Q — Quvenzhané Wallis: Look, we don’t know how many ways to tell you this, but you just need to go already and check out this young girl’s performance in Beasts of the Southern Wild.
R — Rihanna’s dialogue in Battleship: A sample: “Weird, man.” “Lieutenant, get up.” “Lieutenant.” “Ahhhhh!” “Ahhhhh!” “Boom.” “Yeah!” “Let’s go.” “Go, go, go.” And the immortal, “Mahalo motherfu—-.”
S — Shawarma: The summer’s great post-credits joke, this Avengers callout earned much of its appeal from the fact that the majority of Americans who saw this movie had never before eaten (or even heard of) shawarma.
T — Tom’s crotch: Though this entire list could be composed of dumb things from Rock of Ages, the one that most stuck with us was the bejeweled dragon-head codpiece that Cruise dons in his introductory scene. During interviews, the actor made great hay of the fact that he later gave it to wife Katie Holmes. Weeks later, they were divorced.
U — Uggie getting punched: The Campaign is less weird than most Will Ferrell movies and not nearly as weird as actual politics right now, but it does have a moment where Uggie, the wonder-dog from The Artist, gets punched in the face. Hey, dog’s gotta eat.
V — “Video Killed the Radio Star”: In one extended, dialogue-free scene in Take This Waltz, Michelle Williams and Luke Kirby take the Tilt-a-Whirl to this Buggles classic, and it’s as colorful and romantic and emotional and sad as life (and love) gets.
W — Salma Hayek’s Wig: If you were still rooting for Blake Lively and Friends by the second hour of Savages, then Salma Hayek’s insane, wig-dropping freak-out surely put you on the right side of things. (But if you were Team Salma from the beginning, don’t worry, you’re not alone.)
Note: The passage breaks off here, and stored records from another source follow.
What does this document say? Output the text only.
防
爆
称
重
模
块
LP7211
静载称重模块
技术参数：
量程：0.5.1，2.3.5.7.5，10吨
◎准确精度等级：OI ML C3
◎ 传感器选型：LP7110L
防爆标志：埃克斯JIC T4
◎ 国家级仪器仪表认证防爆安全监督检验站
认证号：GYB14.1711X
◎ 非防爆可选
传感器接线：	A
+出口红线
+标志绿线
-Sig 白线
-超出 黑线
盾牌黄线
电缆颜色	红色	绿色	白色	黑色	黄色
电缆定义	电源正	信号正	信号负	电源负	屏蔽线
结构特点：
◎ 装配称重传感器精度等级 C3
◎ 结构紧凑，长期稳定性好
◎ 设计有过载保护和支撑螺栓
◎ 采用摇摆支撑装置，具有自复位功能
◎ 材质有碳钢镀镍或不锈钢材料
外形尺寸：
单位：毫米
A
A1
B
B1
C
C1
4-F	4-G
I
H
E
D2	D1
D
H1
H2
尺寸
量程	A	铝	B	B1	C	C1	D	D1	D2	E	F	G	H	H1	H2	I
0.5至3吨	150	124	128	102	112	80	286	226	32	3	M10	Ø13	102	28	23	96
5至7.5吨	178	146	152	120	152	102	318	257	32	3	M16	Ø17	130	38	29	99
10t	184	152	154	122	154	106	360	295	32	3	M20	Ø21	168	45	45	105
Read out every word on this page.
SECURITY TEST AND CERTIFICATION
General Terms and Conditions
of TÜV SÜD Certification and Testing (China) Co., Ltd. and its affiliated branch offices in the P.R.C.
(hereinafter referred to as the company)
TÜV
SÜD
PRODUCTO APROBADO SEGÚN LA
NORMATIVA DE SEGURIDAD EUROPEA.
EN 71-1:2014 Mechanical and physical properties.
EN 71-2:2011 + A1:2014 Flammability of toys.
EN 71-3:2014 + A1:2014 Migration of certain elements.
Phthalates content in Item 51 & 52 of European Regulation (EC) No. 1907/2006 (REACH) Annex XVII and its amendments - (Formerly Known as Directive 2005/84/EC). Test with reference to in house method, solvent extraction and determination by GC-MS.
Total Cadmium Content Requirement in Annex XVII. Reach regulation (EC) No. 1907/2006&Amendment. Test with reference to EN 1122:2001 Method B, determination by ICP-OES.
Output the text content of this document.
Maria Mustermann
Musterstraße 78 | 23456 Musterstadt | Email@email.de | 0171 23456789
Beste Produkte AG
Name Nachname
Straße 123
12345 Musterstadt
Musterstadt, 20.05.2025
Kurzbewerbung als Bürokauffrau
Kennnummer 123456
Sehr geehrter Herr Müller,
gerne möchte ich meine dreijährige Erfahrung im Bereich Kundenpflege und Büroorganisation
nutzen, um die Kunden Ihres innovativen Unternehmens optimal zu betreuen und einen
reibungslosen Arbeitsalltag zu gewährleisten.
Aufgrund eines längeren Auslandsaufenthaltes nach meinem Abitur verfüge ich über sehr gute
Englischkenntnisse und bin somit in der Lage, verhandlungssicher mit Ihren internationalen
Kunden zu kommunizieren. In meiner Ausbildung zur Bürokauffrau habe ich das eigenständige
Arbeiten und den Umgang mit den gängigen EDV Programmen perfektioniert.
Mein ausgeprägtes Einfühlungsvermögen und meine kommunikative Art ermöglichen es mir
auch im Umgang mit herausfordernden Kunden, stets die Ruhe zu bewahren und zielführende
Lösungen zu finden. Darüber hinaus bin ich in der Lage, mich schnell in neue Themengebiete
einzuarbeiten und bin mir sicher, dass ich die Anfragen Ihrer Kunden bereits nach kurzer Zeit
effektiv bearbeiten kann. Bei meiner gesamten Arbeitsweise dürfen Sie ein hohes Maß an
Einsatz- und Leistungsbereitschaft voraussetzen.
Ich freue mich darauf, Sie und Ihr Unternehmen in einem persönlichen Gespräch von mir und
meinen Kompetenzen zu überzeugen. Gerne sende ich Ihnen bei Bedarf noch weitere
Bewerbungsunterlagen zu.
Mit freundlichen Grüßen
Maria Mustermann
X — Xenomorph: Everyone knew, despite Ridley Scott’s too-many protestations, that Prometheus was a prequel to Alien. (Spoiler follows.) But did we really need a scene during the end credits in which we actually see one of the shiny black creatures burst out of an Engineer’s chest? It, meet too-fine-a-point.
Y — Young love: It has been years since a film as sweet and melancholy as Moonrise Kingdom made its way into our hearts. The performances by the two child leads — both first-time actors — are as awkward and true-feeling as their on-screen relationship.
Z — Zimmer, Hans: His score for The Dark Knight Rises seemed to be one endlessly repetitive and pounding composition that sounded something like “bum bum bum bum bum bum BUM BUM / bum bum bum bum bum bum bum BUM BUM.” And so on.